Island group in the Sakha Republic (Yakutia), Russian Federation

The Shelonsky Islands (Шелонские острова, Shelonskiye Ostrova) is an island group in the Sakha Republic (Yakutia), Russian Federation.

They are located in the Laptev Sea and are subject to severe Arctic weather with frequent gales and blizzards. There are no settlements on the islands.

==Geography==
The Shelonsky Islands are part of the coastal lowlands of the Yana Bay, east of the mouths of the Chondon river and west of Sellyakh Bay. They are marshy and flat. The coastal area off which these islands lie, is an extensive wetland zone.

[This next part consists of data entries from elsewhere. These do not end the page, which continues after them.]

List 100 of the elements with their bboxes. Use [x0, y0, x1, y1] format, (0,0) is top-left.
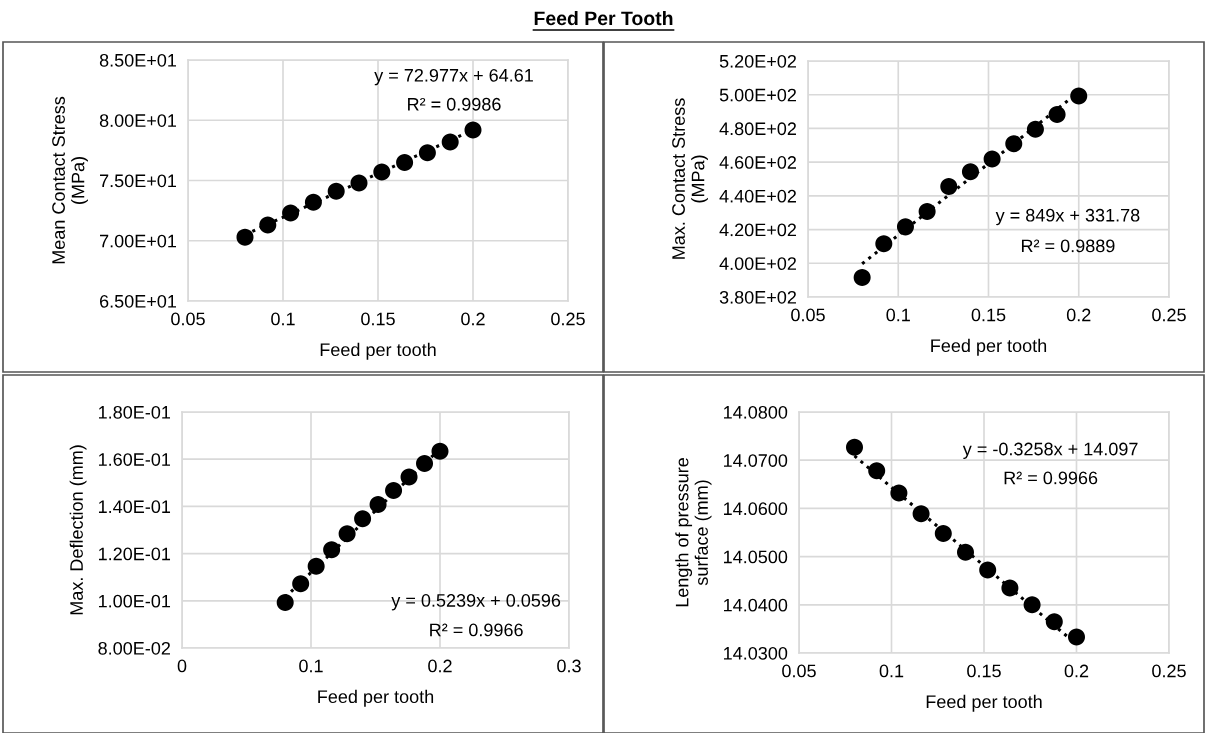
x-tick-label: 0.05 [791, 308, 825, 322]
point [1023, 596, 1041, 614]
point [292, 575, 310, 593]
point [890, 484, 908, 502]
point [259, 216, 277, 234]
point [276, 593, 294, 611]
point [912, 505, 930, 523]
point [354, 510, 372, 528]
annotation: y = 72.977x + 64.61 [374, 68, 533, 86]
y-tick-label: 3.80E+02 [719, 290, 796, 304]
point [1070, 87, 1088, 105]
y-axis-title: Length of pressure surface (mm) [675, 458, 712, 607]
x-tick-label: 0.1 [879, 664, 904, 678]
point [979, 561, 997, 579]
x-tick-label: 0.1 [886, 308, 910, 322]
x-axis-title: Feed per tooth [320, 342, 436, 360]
x-tick-label: 0.25 [551, 312, 585, 326]
point [307, 557, 325, 575]
point [385, 482, 403, 500]
y-tick-label: 4.60E+02 [719, 156, 796, 169]
x-axis-title: Feed per tooth [926, 694, 1042, 712]
y-axis-title: Max. Contact Stress (MPa) [672, 98, 708, 259]
point [853, 268, 871, 286]
point [323, 541, 341, 559]
y-tick-label: 14.0600 [724, 502, 788, 516]
point [1005, 135, 1023, 153]
point [934, 524, 952, 542]
y-axis-title: Mean Contact Stress (MPa) [52, 96, 88, 264]
point [1048, 106, 1066, 124]
point [304, 193, 322, 211]
y-tick-label: 1.00E-01 [98, 594, 171, 608]
y-tick-label: 14.0500 [724, 550, 788, 564]
point [327, 182, 345, 200]
x-tick-label: 0.15 [361, 312, 395, 326]
point [400, 468, 418, 486]
point [416, 454, 434, 472]
annotation: R² = 0.9966 [1004, 471, 1098, 485]
y-tick-label: 6.50E+01 [100, 294, 177, 308]
x-tick-label: 0.05 [782, 664, 816, 678]
x-tick-label: 0.1 [299, 659, 323, 673]
point [940, 178, 958, 196]
point [1026, 120, 1044, 138]
y-tick-label: 5.00E+02 [719, 88, 796, 102]
x-tick-label: 0.1 [271, 312, 295, 326]
point [464, 121, 482, 139]
x-tick-label: 0.2 [1066, 308, 1091, 322]
y-tick-label: 8.00E+01 [99, 114, 177, 127]
x-axis-title: Feed per tooth [318, 689, 434, 707]
point [441, 133, 459, 151]
x-tick-label: 0.15 [967, 664, 1001, 678]
point [1001, 579, 1019, 597]
y-tick-label: 14.0800 [724, 405, 788, 419]
annotation: y = 849x + 331.78 [995, 208, 1140, 226]
y-tick-label: 14.0700 [724, 454, 788, 467]
x-tick-label: 0.2 [461, 312, 485, 326]
y-tick-label: 4.20E+02 [719, 223, 796, 237]
point [956, 543, 975, 561]
annotation: R² = 0.9986 [408, 97, 501, 111]
y-tick-label: 4.40E+02 [719, 189, 796, 203]
y-tick-label: 1.80E-01 [98, 405, 171, 419]
x-axis-title: Feed per tooth [931, 338, 1047, 356]
x-tick-label: 0.25 [1152, 664, 1186, 678]
point [282, 204, 300, 222]
point [236, 228, 254, 246]
annotation: y = 0.5239x + 0.0596 [391, 594, 561, 611]
y-tick-label: 4.80E+02 [719, 122, 796, 136]
point [875, 235, 893, 253]
point [918, 203, 936, 221]
point [396, 153, 414, 171]
annotation: R² = 0.9889 [1021, 239, 1115, 253]
point [338, 525, 356, 543]
annotation: y = -0.3258x + 14.097 [962, 442, 1138, 459]
y-tick-label: 1.60E-01 [98, 453, 171, 466]
y-tick-label: 14.0400 [724, 598, 788, 612]
y-tick-label: 7.50E+01 [100, 174, 177, 188]
point [896, 218, 914, 236]
point [373, 163, 391, 181]
y-tick-label: 1.40E-01 [98, 500, 171, 514]
point [369, 496, 387, 514]
point [1067, 628, 1086, 646]
x-tick-label: 0.2 [1064, 664, 1089, 678]
annotation: R² = 0.9966 [430, 623, 523, 637]
point [961, 163, 979, 181]
y-tick-label: 1.20E-01 [98, 547, 171, 561]
y-axis-title: Max. Deflection (mm) [69, 445, 87, 615]
x-tick-label: 0.25 [1152, 308, 1186, 322]
y-tick-label: 7.00E+01 [100, 234, 177, 248]
point [350, 174, 368, 192]
chart-title: Feed Per Tooth [534, 10, 673, 26]
y-tick-label: 8.00E-02 [98, 641, 170, 655]
y-tick-label: 14.0300 [724, 646, 788, 660]
point [868, 462, 886, 480]
x-tick-label: 0.05 [171, 312, 205, 326]
y-tick-label: 4.00E+02 [719, 257, 796, 271]
x-tick-label: 0.3 [557, 659, 581, 673]
point [983, 150, 1001, 168]
point [1045, 613, 1063, 631]
x-tick-label: 0.2 [428, 659, 452, 673]
y-tick-label: 8.50E+01 [99, 53, 177, 67]
point [418, 144, 436, 162]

Further north, the sea in the Yana Bay is frozen with thick ice for about eight months yearly, so that these coastal islands are merged with the mainland most of the year.

===Islands===
- The largest is Vostochnyy Shelonsky, it is located on the northern shores of the Manyko Peninsula (Poluostrov Manyko). This island has a length of 17 km and a maximum width of 7.2 km. Vostochnyy has many small lakes and becomes narrower towards its eastern end. East of this island lies a deep inlet stretching southwards known in Russian as Sellyakhskaya Guba.
- Zapadnyy Shelonsky Island is much smaller, being only 2.5 km across. It lies off Vostochnyy's western tip, separated from it by a 2 km wide sound.
- Yuzhnyy Shelonsky lies detached from the main group, 20 km further to the west, off the NE shores of Yarok Island. It is 3 km long and 0.7 km wide.
- There are a few other small unnamed islands in the group, all of them close to Vostochnyy.